La libertad es casi absoluta de los ciudadanos. Los esfuerzos del político, educador, jurista, Comisionado Residente en Washngton y Juez Federal Jaime Fuster de difundir los deberes para un ciudadano responsable se quedaron en su folleto de la Comisión de Derechos Civiles hace varias décadas. La gente siguió pidiendo, y el gobierno complaciendo.

Un ciudadano es una parte contratante de lo que Jean-Jacques Rousseau llamó El Contrato Social. Cuando nos convocan cada cuatro años o en otras ocasiones a expresar nuestra opinión y decidimos sobre personas a gobernar o a asuntos por resolver, tenemos que tomar decisiones que nos van a afectar. En cada ocasión, le vamos a conceder el poder o la manera de proceder a personas para administrar los recursos como ellos quieran o para que el futuro de nuestro pueblo sea o no como lo propusieron en las ofertas que implican una papeleta de votación.

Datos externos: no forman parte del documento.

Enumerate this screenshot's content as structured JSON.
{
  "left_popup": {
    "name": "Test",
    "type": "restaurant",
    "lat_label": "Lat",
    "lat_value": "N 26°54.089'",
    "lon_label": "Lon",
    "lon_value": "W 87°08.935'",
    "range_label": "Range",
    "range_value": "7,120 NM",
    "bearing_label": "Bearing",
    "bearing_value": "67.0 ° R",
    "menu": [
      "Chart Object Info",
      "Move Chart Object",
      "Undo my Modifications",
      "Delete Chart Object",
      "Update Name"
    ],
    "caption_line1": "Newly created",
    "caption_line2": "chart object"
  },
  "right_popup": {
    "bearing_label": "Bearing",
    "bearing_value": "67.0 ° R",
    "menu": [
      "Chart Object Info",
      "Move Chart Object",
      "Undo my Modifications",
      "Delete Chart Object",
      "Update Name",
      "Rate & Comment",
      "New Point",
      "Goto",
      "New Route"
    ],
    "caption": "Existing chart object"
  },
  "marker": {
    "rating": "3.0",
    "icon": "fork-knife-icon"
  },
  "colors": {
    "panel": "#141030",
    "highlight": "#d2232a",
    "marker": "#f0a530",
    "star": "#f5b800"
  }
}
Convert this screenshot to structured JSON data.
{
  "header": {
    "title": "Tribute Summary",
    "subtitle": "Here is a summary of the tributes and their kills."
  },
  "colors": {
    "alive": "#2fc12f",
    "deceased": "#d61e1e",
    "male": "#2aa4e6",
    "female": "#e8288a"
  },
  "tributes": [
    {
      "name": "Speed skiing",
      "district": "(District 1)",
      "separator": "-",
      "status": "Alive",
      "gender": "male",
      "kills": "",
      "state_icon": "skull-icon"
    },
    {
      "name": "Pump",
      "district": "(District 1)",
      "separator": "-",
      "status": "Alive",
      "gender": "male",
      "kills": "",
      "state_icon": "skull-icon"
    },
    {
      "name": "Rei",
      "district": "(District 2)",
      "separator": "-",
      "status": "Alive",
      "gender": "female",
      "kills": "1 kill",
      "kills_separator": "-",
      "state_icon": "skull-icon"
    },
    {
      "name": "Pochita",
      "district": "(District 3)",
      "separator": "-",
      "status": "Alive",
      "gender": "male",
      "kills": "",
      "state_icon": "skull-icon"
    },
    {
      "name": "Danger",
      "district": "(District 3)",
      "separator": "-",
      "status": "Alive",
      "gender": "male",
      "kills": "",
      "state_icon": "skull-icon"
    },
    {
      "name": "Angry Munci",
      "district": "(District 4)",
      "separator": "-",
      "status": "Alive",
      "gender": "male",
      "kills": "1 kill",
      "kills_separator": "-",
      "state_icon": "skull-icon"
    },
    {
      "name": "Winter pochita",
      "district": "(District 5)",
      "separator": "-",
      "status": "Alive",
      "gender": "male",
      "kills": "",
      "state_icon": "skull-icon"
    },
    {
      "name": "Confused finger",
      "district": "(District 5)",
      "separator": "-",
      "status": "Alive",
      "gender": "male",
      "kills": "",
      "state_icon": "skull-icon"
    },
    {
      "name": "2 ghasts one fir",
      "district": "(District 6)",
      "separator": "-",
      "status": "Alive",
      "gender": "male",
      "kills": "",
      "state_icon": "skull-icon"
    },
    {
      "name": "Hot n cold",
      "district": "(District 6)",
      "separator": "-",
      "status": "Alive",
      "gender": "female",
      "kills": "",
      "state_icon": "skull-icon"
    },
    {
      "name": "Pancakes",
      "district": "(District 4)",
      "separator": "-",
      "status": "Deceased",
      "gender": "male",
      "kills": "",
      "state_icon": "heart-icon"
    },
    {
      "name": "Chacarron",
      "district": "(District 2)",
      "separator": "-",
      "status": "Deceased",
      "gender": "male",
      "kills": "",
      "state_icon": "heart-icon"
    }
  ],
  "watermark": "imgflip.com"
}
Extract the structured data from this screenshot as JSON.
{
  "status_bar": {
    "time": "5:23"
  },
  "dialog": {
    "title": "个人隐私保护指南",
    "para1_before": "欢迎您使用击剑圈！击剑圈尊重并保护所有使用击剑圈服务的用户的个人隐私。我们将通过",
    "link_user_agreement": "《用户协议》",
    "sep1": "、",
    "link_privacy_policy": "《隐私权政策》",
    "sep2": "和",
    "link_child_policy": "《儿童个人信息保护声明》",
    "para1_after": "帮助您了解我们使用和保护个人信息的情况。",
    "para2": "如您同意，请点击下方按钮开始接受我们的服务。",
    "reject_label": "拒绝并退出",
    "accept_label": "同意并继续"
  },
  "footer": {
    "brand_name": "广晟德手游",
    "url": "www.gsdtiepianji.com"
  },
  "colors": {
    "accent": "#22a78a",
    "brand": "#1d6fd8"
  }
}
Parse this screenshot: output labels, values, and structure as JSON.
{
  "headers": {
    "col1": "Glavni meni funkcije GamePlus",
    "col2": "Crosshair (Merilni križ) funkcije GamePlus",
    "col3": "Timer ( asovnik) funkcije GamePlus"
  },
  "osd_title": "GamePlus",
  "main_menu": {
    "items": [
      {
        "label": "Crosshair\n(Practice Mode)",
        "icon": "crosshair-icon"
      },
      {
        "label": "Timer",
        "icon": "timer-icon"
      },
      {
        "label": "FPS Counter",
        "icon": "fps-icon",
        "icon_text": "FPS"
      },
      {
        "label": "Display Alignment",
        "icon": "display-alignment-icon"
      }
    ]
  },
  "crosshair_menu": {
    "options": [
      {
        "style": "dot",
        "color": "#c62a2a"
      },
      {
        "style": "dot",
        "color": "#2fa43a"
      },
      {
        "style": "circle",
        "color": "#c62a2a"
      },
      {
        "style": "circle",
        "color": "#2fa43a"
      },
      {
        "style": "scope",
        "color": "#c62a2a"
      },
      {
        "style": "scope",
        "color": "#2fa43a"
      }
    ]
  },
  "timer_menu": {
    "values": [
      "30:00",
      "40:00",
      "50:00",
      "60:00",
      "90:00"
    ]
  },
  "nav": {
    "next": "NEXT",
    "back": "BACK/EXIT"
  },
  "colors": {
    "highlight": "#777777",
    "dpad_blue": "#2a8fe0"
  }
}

En Puerto Rico había inconformidad porque no podíamos decidir nuestros propios asuntos. El gobierno federal, también paternalista, nos permitió elaborar un documento donde poner nuestras aspiraciones. Dentro de ese embuste que se llamó Constitución de Puerto Rico, que no es sino otra ley del Congreso que ellos pueden y han modificado como han querido, desde el principio no nos permitieron ciertos derechos que quisimos tener y nos vetaron allá, lo que habíamos decidido acá.

La Junta de Supervisión Fiscal fue creada bajo el Puerto Rico Oversight, Management and Economic Stability Act of 2016. La Junta está formada por siete miembros nombrados por el Presidente de los Estados Unidos y un miembro ex-oficio nombrado por el Gobernador de Puerto Rico. Según la definición oficial, la misión de la Junta es trabajar con el pueblo y el Gobierno de Puerto Rico para crear las bases de un crecimiento económico sostenible y restablecer la oportunidad para el pueblo de Puerto Rico.

P.R.O.M.E.S.A. ES Otra mentira. No hay igual a igual en esta relación de trabajar con el pueblo. No solo son mayoría sino también están autorizados a usurpar los poderes y las posiciones establecidas por el pueblo en las pasadas elecciones, en la ley electoral y peor aun, en la Constitución del Estado Libre Asociado de Puerto Rico.

Por eso dicen que esa fórmula de centro es un invento virtual que a la hora de la verdad, se murió de repente, con un palo en la frente y otro en el corazón, como el puerco de la canción-himno  que cantamos en Navidad. Raro es que ese funeral lo cantamos con alegría. Pero así somos, ignorantes u oportunistas, facinerosos o burlones, aprovechados y entregados, buscando siempre lo mejor de todos los mundos.

Hay quienes celebran esta tragedia humana, que no es una crisis humanitaria como dijo Alejandro García Padilla. Muñoz Marín o su asesor Arturo Morales Carrión eran personas inteligentes que sabían que estaban conspirando con los Estados Unidos para buscar la conformidad de las Naciones Unidas en que ya Puerto Rico no era una colonia, siéndolo.  Todavía hay quienes quieren mirar para atrás para ver lo que hicieron en el retrete para asegurarse, despues de que todos lo saben,  de que no sea desperdicio, cuando lo es.

Pero es lo que hicimos, no lo que nos han hecho. Es lo que negociamos en un momento como nación cultural sin aspiraciones a la libertad plena. Tampoco es el compromiso de iguales para tratarnos a la misma altura de negociación como estados, como sería bajo la estadidad. 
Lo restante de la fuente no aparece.